Being a Mom is tough work. There is SO much that MUST be learned at such a young age. There’s the regular stuff – how to get dressed and tie shoes and make beds and clean up after yourself. There’s the mental stuff – letters and numbers and how to be nice and manners. There’s the spiritual stuff – that you are loved by God, and the Atonement, and not to lie, and all of the wonderful things to remember.  The younger you teach ALL of these things, the better off your children will actually remember and believe them. It’s a lot.

But I had forgotten one important part. I wasn’t actually alone.  That these things were all important to their Heavenly Father too. And if they were important to Him, then He would help me if I would only ask.

So I did.

First, I gave up on ‘Lil. When she gets super ornery, the only thing to help is a big dose of Elmo. So, with her on a different floor of the house happily watching on the portable DVD player, the rest of us could actually hear what was being said. I paused the stream (love that feature!) and explained to my children, again, just why we were listening. Informed them that I had prepared activities for them, but if they didn’t like those activities it was up to THEM to keep themselves quietly entertained. I reminded them of our treat bowls (inspired by this post), and if they were not quiet enough to hear the words, they would not be able to pick anything out.

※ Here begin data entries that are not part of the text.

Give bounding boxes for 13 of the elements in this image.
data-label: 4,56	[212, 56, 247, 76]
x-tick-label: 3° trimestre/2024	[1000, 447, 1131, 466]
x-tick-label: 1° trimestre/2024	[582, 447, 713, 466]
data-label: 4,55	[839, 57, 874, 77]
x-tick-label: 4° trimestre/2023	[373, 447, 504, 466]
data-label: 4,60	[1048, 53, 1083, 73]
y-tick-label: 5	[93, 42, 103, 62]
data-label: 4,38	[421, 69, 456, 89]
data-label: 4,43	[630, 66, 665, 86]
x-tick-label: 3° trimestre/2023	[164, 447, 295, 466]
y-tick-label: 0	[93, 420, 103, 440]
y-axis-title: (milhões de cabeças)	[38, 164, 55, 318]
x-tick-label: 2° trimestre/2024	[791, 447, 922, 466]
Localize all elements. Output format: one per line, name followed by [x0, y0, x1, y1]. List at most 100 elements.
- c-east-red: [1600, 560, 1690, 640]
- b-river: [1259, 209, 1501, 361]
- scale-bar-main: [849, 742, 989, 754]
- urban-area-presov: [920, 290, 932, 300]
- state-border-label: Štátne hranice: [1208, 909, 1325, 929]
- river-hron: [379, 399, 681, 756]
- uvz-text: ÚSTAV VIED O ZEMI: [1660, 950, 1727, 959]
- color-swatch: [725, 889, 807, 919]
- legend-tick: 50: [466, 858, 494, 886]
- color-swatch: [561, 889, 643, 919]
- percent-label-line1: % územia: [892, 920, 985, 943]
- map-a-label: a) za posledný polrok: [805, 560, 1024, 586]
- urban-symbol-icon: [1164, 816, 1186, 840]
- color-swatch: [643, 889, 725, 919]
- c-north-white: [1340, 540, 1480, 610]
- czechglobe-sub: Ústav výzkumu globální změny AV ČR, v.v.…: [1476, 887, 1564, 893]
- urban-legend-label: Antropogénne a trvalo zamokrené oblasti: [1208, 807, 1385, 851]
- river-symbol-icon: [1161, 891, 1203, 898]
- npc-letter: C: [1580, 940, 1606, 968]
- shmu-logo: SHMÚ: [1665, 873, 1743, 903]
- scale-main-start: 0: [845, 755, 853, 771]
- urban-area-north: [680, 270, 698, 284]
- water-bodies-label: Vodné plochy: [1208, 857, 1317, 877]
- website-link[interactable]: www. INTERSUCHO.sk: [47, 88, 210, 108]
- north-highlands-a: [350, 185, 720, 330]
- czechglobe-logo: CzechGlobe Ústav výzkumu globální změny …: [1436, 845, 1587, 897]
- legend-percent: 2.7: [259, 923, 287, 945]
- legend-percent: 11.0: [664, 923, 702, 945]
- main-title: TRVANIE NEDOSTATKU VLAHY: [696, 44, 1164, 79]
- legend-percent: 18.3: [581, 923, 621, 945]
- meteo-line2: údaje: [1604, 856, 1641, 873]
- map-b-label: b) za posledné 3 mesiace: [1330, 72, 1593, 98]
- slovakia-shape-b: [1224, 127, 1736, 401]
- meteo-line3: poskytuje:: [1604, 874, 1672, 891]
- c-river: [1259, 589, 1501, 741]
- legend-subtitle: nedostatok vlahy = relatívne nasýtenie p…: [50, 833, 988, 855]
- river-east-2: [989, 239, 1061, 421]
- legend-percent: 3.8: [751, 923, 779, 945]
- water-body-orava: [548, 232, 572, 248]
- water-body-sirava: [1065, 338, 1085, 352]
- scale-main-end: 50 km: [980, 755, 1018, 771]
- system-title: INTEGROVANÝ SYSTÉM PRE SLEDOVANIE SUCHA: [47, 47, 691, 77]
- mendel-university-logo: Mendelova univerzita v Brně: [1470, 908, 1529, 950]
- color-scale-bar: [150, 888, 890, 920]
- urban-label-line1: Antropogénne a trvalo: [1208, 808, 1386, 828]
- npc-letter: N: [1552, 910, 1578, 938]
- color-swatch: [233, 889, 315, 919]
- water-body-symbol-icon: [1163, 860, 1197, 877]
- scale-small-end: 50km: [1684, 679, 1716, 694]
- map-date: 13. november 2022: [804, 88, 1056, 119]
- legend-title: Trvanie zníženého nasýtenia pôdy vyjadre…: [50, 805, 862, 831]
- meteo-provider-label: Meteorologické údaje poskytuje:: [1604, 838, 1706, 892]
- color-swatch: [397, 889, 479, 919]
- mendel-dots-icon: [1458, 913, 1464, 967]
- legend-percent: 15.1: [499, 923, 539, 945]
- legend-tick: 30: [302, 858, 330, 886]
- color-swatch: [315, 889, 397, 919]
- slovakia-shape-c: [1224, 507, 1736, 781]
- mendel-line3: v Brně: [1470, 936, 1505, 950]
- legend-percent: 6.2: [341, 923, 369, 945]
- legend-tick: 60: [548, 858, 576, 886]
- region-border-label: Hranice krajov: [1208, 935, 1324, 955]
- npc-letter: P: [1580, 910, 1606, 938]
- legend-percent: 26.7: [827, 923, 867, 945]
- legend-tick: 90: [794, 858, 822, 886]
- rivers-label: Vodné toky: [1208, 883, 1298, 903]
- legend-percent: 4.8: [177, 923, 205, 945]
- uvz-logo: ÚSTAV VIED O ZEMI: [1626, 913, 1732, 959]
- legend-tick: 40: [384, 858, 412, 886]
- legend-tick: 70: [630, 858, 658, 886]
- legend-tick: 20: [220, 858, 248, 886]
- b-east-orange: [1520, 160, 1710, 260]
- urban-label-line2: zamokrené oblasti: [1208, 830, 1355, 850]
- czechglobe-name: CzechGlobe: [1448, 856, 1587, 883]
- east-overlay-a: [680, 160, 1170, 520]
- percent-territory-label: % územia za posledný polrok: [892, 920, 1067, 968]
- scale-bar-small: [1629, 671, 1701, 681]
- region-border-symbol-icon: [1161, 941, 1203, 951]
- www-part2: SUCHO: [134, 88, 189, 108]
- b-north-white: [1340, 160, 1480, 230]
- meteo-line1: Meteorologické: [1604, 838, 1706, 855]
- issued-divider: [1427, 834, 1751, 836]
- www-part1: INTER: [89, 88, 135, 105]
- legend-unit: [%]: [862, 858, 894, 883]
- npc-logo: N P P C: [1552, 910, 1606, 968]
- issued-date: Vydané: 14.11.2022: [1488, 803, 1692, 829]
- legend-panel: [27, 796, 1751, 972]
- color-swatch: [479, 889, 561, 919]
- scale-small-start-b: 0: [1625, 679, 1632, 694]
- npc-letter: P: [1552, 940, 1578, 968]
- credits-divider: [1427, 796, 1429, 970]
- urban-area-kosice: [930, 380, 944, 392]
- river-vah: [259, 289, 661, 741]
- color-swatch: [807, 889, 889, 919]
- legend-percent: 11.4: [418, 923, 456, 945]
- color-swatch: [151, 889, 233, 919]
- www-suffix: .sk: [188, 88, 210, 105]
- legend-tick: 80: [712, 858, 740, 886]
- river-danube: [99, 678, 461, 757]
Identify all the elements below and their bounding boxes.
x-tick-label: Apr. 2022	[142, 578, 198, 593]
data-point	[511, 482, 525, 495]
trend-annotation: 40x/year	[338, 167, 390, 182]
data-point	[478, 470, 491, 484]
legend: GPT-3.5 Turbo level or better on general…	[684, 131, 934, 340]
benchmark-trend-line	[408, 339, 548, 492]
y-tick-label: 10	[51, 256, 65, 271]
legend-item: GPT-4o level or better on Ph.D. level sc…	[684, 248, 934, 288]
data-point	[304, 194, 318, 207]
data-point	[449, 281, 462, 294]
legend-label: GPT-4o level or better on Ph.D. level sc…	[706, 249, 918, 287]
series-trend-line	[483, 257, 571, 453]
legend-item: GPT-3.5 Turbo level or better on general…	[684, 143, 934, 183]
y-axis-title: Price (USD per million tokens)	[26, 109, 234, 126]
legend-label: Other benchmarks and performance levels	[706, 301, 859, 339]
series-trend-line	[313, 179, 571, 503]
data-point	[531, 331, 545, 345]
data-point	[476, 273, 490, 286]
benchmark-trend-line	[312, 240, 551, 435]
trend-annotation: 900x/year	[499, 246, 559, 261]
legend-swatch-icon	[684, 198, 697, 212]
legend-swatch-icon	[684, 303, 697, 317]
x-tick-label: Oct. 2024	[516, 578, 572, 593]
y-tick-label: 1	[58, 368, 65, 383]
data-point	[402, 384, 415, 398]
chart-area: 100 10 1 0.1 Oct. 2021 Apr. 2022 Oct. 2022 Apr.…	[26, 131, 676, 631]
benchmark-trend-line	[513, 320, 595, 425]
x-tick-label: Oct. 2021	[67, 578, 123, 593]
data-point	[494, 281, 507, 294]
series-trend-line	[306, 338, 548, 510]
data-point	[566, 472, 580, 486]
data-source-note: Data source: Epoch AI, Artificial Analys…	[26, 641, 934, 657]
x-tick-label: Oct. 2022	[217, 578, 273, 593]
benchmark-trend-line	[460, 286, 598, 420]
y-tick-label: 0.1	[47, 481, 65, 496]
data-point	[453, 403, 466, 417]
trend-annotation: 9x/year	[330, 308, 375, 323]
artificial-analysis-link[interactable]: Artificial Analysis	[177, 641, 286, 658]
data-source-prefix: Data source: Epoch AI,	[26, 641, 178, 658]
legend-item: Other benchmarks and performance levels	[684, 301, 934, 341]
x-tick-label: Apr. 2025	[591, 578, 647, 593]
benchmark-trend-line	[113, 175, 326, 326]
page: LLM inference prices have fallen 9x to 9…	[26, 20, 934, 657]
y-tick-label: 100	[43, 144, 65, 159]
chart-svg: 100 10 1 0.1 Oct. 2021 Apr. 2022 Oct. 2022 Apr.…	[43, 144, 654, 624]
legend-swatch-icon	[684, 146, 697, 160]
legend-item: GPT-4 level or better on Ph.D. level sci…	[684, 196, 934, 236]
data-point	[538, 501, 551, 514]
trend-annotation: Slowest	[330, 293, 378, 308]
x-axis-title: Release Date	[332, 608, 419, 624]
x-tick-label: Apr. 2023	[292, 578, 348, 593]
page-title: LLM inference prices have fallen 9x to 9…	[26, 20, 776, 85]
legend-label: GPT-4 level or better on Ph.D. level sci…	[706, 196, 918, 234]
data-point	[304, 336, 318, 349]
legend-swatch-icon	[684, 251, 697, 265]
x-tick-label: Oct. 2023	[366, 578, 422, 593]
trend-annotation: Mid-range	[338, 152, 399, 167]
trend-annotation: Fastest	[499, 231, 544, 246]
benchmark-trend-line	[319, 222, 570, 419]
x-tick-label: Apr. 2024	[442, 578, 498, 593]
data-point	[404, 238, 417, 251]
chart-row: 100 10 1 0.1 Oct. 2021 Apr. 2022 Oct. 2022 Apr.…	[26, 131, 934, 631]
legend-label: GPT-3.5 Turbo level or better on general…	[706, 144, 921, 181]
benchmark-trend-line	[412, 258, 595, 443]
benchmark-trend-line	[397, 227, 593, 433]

One hour later, when my in-laws arrived, they came to a fairly quiet house. My children were all paying attention (to their level), and I actually knew what was going on.

It was one of the best Conference weekends I’ve ever had.

4 comments:

  1. I also listened at home this year...and I can somewhat relate. Thanks for sharing your experience...and the treat buckets is an awesome idea. HUGS! You are doing everything "right!" You are doing your best, loving them, teaching, them, and listening to the spirit!

    ReplyDelete
  2. I suppose all of us have had times when we wondered if it was worth it to even try. Even with my angelic children (That's from the years later perspective), there were times when I felt that me or anyone around me could get nothing out of conference and other church meetings. Now, looking back it seems that it was all wonderful; and those same angelic children say things like thanking their mom for teaching them. Oh yeah it was all so worth while, and if I had the energy, I would love to do it all again. Instead, I will just enjoy the stories of my children and their children. Life is sooooo good!

    ReplyDelete
  3. Glad you ended up having a nice conference experience, mostly for me the tough time came in the car or just after arriving home from the cabin! when we were back to the normal grind! hang in there, give your sweet kidlets a hug from the Utah aunt! I missed having more of the family around, I sure appreciate each family member, hugs!!

    ReplyDelete
  4. I love this post! It's so true to life!